Exclusive Interview: Regina King Doesn’t Disappoint
We want to talk about ‘Southland’ and its success, being picked up for its third season. We understand who Lydia is at this point, how do you relate to her?
I think media is representing such a huge group of women that were born in the 60’s and 70’s, that are independent women, super, super successful women, but in order to obtain that level of success they’ve given up other things. One thing first and foremost is nurturing a relationship with a partner. I think Lydia just represents so many women and that’s something that’s not a color thing. It’s a female thing. And I think that’s what’s special about playing her is being able to play some people that I know.
So switching gears a little bit, we’ve heard you say that you got your arms from your father. What’s your workout routine? How do you maintain the balance of making sure your arms are toned but not body-builder toned?
It’s kind of rough. If I do work them out, they do start get really big. That’s like totally opposite from any direction that most women would be trying to go. I do, from time to time, make sure that I can still do at 3 sets of 20 regular push ups. At this point it’s more important for me to maintain my strength as opposed to trying build my body.
I’m always constantly trying to build my legs. My legs are smaller, so that’s one of things I’m focusing on in the gym. I’m always doing squats and leg presses. I think all women have that part of their body; where that’s their weak spot. For me it’s my legs.
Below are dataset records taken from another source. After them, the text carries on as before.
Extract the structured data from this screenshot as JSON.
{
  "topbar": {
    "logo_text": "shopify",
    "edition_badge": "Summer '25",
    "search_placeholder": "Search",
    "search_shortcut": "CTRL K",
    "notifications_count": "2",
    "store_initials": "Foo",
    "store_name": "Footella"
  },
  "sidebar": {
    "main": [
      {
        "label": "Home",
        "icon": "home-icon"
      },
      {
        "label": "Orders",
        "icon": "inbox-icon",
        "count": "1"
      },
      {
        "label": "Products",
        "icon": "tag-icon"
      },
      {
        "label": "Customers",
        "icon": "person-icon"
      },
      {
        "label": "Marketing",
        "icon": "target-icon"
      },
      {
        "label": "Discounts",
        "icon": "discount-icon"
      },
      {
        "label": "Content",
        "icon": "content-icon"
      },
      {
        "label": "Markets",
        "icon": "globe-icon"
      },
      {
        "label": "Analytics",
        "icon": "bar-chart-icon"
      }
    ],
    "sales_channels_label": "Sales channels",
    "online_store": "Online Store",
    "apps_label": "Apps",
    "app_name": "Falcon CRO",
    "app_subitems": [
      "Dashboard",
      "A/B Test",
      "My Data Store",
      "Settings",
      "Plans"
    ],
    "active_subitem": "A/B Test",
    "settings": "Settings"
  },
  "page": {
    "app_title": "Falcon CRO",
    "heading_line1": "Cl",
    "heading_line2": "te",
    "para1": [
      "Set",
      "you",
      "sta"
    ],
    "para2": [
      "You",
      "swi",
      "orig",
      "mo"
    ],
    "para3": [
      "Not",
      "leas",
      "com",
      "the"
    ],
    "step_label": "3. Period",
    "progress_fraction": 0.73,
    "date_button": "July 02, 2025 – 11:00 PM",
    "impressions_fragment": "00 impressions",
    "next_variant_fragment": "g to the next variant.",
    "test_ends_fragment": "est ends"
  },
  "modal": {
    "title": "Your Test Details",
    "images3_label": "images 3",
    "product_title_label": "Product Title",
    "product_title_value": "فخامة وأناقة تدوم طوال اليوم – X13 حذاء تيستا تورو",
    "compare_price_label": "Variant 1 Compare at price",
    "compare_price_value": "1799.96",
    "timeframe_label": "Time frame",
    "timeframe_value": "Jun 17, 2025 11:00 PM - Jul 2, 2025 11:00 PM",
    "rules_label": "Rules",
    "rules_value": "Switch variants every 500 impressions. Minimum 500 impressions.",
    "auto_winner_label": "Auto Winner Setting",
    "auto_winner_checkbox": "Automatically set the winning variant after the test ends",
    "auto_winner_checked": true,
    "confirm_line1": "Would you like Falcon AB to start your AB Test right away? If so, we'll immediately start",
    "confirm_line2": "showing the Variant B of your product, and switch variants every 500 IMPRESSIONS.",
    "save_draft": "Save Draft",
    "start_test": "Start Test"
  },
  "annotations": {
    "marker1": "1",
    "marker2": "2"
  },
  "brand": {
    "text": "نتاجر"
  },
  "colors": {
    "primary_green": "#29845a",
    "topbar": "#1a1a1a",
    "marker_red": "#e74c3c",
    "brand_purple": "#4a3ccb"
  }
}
Has your role in ‘Southland’ influenced or increased your work out routine?
I ran track in high school, so I’ve always been athletic. I never was the girl that sat on the sideline. I always wanted to play.
Once I started consciously saying ‘Oh my God I gotta go to the gym’ it was after I had my son. So if you would date it back to a certain place that I started working out so that my body would look a certain way, it would be about 15 years ago because I had to get 40 pounds off. But prior to that, weight or being fit was never really an issue. It was never something I had to think about or go to the gym to do.
Your body changes once you have kids and your body changes the older you get, especially for women. And depending on genetics or your culture or your ancestral beginnings, we have different places that are problems for us.